Laatste deel van de reis naar Mexico

Op 14 december trekken wij door naar Angangeo, een dorpje wat een kleine 300 km verder ligt. Hier voltooit zich een wereldwonder. Na een bustocht van vele uren komen wij eraan en bestellen ons hotel. Wij zitten dan inmiddels in de bergen op een hoogte van 2750 meter. Koud dat het is en geen kachel of verwarming te bekennen. Ons doel is de koningsvlinder op te zoeken die hier met miljoenen vanuit Canada en Amerika neerstrijkt rond 2 november. Voor de Azteken was dit ook ‘De dag van de Doden’. Zij zagen de terugkeer van de vlinders als een terugkeer van iedere gedode krijger die zij in de strijd verloren hadden. Met miljoenen strijken deze vlinders neer op een stukje bos van 400 x 400 meter, boven de 3500 metergrens. Met een pickuptruck worden wij naar boven gereden langs diepe ravijnen. Nog zo’n 45 minuten lopen daarna en dan komen wij aan. Geen vlinder te zien, alleen zwarte takken. De gids geeft aan dat het zwart allemaal kluiten vlinders zijn.

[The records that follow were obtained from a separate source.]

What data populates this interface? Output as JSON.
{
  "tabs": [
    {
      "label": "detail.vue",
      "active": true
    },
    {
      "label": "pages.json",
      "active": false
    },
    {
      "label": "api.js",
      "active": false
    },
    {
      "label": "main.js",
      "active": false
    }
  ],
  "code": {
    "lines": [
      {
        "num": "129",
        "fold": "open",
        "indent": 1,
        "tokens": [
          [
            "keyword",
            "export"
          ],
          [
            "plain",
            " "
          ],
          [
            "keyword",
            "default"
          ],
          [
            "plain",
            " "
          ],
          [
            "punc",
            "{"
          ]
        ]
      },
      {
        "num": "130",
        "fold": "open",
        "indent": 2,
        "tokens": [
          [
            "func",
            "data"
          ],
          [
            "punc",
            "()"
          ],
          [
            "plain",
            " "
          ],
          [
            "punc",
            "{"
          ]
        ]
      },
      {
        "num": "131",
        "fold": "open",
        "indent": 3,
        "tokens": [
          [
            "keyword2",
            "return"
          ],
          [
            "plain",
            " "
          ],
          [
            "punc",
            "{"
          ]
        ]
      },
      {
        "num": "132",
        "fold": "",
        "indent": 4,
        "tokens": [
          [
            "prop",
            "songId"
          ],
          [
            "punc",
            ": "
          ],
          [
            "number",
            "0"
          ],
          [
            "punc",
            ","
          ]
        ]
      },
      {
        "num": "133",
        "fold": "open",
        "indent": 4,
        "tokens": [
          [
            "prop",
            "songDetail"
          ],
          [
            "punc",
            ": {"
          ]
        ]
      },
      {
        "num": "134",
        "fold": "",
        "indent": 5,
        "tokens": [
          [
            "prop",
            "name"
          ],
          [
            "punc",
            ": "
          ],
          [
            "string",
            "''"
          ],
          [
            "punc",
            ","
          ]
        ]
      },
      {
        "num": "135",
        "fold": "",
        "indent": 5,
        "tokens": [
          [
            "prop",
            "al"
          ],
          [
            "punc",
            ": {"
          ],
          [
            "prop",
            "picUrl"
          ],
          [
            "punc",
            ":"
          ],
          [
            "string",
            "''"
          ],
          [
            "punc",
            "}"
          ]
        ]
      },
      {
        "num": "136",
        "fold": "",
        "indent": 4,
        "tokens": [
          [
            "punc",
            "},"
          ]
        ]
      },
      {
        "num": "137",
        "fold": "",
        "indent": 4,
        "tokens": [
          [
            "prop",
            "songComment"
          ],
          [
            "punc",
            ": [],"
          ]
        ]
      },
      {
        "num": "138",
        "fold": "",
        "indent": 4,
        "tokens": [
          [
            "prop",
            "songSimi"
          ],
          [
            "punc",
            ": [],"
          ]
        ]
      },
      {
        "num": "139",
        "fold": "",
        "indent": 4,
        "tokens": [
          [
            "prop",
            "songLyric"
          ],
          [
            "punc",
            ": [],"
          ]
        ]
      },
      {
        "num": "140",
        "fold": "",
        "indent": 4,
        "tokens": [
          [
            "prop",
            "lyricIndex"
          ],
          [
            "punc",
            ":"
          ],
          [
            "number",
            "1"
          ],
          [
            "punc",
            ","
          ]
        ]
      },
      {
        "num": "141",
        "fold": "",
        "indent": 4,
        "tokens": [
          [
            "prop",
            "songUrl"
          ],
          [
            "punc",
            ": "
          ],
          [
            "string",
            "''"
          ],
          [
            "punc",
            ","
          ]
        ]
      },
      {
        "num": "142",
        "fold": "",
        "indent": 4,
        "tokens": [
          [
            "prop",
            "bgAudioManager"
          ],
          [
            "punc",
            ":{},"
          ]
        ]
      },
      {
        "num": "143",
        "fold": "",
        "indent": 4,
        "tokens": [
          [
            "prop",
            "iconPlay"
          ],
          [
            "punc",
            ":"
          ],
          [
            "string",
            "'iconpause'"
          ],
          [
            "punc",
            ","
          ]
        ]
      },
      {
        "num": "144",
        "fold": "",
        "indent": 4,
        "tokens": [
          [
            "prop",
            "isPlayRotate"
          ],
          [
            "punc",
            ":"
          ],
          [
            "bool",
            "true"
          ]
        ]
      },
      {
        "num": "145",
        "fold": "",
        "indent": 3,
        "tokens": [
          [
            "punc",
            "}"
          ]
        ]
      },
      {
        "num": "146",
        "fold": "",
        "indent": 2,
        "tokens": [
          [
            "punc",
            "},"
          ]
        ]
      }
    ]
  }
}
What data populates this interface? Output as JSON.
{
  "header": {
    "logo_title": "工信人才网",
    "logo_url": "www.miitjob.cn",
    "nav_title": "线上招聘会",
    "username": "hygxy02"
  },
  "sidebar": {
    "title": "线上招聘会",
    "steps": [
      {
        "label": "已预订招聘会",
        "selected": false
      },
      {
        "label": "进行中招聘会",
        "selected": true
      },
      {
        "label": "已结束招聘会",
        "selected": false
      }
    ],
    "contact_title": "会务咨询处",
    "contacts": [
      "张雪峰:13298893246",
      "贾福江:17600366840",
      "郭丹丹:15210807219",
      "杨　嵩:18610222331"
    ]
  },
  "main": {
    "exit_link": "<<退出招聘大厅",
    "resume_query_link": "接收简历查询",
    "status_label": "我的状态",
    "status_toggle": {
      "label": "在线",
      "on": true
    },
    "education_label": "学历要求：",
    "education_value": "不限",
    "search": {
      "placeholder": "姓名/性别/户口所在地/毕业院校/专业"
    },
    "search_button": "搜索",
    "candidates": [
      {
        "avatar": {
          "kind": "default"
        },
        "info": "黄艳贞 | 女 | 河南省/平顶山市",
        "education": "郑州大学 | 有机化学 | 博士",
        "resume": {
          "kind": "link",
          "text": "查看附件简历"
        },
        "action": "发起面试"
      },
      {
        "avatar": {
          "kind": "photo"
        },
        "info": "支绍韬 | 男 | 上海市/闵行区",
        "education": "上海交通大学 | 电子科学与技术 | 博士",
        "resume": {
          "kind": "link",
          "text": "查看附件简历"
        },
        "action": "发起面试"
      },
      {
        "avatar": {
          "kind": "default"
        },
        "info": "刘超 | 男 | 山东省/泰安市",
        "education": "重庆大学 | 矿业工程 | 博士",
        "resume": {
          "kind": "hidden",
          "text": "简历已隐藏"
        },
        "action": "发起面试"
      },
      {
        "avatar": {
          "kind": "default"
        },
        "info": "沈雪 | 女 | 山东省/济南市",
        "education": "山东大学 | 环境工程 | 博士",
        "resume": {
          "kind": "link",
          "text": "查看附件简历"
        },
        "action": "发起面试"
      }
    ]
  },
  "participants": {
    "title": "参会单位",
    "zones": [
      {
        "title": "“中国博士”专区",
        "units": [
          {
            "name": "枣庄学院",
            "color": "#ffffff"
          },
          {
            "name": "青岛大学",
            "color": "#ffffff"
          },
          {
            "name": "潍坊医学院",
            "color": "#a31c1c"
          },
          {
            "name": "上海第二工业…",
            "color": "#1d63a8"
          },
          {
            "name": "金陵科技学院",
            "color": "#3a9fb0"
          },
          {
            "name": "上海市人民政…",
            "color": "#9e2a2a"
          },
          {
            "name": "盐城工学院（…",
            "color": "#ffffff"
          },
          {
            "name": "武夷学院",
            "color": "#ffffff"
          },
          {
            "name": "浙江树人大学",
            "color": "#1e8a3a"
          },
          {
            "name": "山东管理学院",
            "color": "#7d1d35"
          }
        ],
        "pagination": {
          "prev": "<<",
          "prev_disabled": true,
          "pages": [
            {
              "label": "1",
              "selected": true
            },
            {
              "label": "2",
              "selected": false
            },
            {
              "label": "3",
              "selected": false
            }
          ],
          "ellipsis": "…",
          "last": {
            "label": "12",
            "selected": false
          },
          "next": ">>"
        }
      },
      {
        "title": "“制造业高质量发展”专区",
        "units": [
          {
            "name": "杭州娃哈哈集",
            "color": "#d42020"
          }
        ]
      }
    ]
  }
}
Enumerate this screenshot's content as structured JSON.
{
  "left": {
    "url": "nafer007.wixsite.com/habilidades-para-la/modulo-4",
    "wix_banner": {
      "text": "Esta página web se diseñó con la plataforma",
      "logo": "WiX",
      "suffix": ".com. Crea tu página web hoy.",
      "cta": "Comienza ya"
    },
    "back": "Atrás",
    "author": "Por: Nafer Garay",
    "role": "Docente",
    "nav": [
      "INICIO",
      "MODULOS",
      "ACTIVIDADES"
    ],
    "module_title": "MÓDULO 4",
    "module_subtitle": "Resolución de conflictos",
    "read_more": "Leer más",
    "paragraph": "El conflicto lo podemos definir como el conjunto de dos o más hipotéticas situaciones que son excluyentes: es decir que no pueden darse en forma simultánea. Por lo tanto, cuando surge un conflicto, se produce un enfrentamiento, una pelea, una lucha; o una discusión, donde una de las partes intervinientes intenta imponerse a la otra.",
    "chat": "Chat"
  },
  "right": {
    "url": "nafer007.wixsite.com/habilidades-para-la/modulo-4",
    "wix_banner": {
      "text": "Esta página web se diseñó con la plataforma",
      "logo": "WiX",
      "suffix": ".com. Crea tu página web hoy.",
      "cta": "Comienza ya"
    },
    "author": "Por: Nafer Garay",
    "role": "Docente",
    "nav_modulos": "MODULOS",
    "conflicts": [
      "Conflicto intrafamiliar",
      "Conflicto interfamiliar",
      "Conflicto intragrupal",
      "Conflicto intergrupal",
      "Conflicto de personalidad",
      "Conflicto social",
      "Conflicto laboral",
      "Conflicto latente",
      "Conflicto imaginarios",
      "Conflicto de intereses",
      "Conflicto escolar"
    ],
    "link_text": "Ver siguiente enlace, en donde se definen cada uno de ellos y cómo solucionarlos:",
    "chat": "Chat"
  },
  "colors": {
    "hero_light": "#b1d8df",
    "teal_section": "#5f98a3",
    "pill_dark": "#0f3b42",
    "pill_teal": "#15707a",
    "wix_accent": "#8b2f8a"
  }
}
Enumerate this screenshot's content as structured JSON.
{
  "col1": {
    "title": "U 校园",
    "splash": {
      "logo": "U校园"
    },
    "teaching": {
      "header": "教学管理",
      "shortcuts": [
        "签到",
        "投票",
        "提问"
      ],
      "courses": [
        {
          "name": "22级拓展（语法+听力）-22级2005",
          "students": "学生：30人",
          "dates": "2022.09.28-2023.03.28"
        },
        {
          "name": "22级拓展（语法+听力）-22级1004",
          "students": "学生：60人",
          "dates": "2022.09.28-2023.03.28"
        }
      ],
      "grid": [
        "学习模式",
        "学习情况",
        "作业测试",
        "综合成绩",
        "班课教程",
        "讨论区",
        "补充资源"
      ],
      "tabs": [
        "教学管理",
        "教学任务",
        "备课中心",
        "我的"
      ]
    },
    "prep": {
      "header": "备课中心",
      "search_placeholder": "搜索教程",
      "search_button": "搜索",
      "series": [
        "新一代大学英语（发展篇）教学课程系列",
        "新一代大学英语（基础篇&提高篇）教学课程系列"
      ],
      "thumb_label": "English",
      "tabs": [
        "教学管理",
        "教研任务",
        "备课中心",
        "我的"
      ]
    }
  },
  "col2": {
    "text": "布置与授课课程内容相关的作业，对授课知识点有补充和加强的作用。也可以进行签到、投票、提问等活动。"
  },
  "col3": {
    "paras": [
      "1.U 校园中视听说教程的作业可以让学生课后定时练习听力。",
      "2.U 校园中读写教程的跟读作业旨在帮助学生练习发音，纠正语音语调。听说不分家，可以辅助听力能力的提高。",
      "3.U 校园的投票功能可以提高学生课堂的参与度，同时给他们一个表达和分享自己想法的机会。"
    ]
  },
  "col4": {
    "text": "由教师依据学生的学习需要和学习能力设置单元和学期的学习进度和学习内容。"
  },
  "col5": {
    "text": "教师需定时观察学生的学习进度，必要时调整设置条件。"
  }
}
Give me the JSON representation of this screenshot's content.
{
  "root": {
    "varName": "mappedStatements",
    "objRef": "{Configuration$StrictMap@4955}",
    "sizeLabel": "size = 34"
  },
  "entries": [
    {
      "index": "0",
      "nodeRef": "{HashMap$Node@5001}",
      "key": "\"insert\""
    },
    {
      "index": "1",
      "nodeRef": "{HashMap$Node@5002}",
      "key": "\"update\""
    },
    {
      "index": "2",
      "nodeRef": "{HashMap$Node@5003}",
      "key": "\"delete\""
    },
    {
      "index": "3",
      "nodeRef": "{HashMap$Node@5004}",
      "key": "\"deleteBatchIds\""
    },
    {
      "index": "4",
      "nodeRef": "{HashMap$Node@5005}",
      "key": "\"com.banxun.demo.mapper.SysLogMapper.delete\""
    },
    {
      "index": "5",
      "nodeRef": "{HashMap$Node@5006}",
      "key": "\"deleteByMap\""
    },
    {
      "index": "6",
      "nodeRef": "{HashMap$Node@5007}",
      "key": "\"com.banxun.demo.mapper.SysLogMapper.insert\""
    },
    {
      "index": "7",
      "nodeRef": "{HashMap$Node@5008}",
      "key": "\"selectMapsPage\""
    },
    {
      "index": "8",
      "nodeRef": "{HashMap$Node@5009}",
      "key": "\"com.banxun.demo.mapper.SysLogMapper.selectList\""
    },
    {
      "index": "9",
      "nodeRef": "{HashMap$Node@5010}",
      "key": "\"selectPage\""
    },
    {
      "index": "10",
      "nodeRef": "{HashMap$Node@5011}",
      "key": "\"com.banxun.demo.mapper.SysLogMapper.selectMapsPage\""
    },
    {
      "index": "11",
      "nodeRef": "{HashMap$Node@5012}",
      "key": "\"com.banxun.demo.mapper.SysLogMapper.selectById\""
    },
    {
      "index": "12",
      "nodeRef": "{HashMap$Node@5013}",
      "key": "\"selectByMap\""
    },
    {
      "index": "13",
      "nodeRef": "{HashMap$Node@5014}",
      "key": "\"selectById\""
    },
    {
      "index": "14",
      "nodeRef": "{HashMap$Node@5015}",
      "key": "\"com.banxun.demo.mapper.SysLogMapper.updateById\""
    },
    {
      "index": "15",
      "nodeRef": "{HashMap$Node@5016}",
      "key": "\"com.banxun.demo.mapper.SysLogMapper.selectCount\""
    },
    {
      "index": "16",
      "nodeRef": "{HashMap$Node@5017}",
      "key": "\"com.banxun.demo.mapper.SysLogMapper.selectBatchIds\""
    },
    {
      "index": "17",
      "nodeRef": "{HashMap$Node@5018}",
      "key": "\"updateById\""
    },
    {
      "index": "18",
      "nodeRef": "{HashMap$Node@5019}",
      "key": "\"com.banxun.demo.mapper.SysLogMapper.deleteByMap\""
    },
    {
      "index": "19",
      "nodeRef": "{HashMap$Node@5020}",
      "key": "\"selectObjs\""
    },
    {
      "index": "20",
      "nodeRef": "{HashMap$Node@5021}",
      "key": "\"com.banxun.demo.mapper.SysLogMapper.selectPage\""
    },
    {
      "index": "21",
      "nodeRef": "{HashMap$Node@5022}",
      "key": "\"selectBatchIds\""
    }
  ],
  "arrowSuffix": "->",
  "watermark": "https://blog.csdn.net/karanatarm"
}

Takken hangen zwaar naar beneden en met de zoomlens is nu goed te zien hoeveel het er zijn. Het weer zit niet mee, want de zon komt nauwelijks door, noodzakelijk om deze dieren rond te kunnen zien vliegen. Zij komen vanuit Canada en Amerika en vliegen ca. 125 km. per dag. Deze beesten vliegen van 1 meter tot wel 3000 meter hoogte, de maximale grootte is 10 cm. en zijn roodbruin gekleurd. Over de vlucht van Canada naar Mexico doen zij 25 dagen. De mannetjes doen zich tegoed aan de bloemen die zij eten, de vrouwtjes eten hars van de bomen. De mannetjes sterven in Mexico, nadat zij de vrouwtjes bevrucht hebben. Rond februari, de tijd dat de vrouwtjes terugvliegen, ligt het bos bezaaid met centimeters dikke laag dode vlinders. De vrouwtjes keren rond die tijd terug naar Canada, waar zij hun 400 eieren leggen – één per blad, zodat de larf geen concurrentiestrijd aan hoeft te gaan met zijn soortgenoten. De larven poppen 5 keer in één week, voordat zij vlinder worden. Rond twaalf uur, toen hadden wij reeds drie uur wachten erop zitten, ontwaken bij een schraal zonnetje de eerste vlinders. De lucht vibreert helemaal van het geluid van bewegende opwarmende vleugels van vlinders. Even later zijn wij omgeven door duizenden vlinders die het luchtruim zoeken. Een ervaring die je niet kunt beschrijven, maar alleen het gevoel erbij te mogen zijn en het ruizen van de vlindervleugels in dat bos is er een die niet te vergeten is. ’sAvonds laat keren wij terug in Mexicocity.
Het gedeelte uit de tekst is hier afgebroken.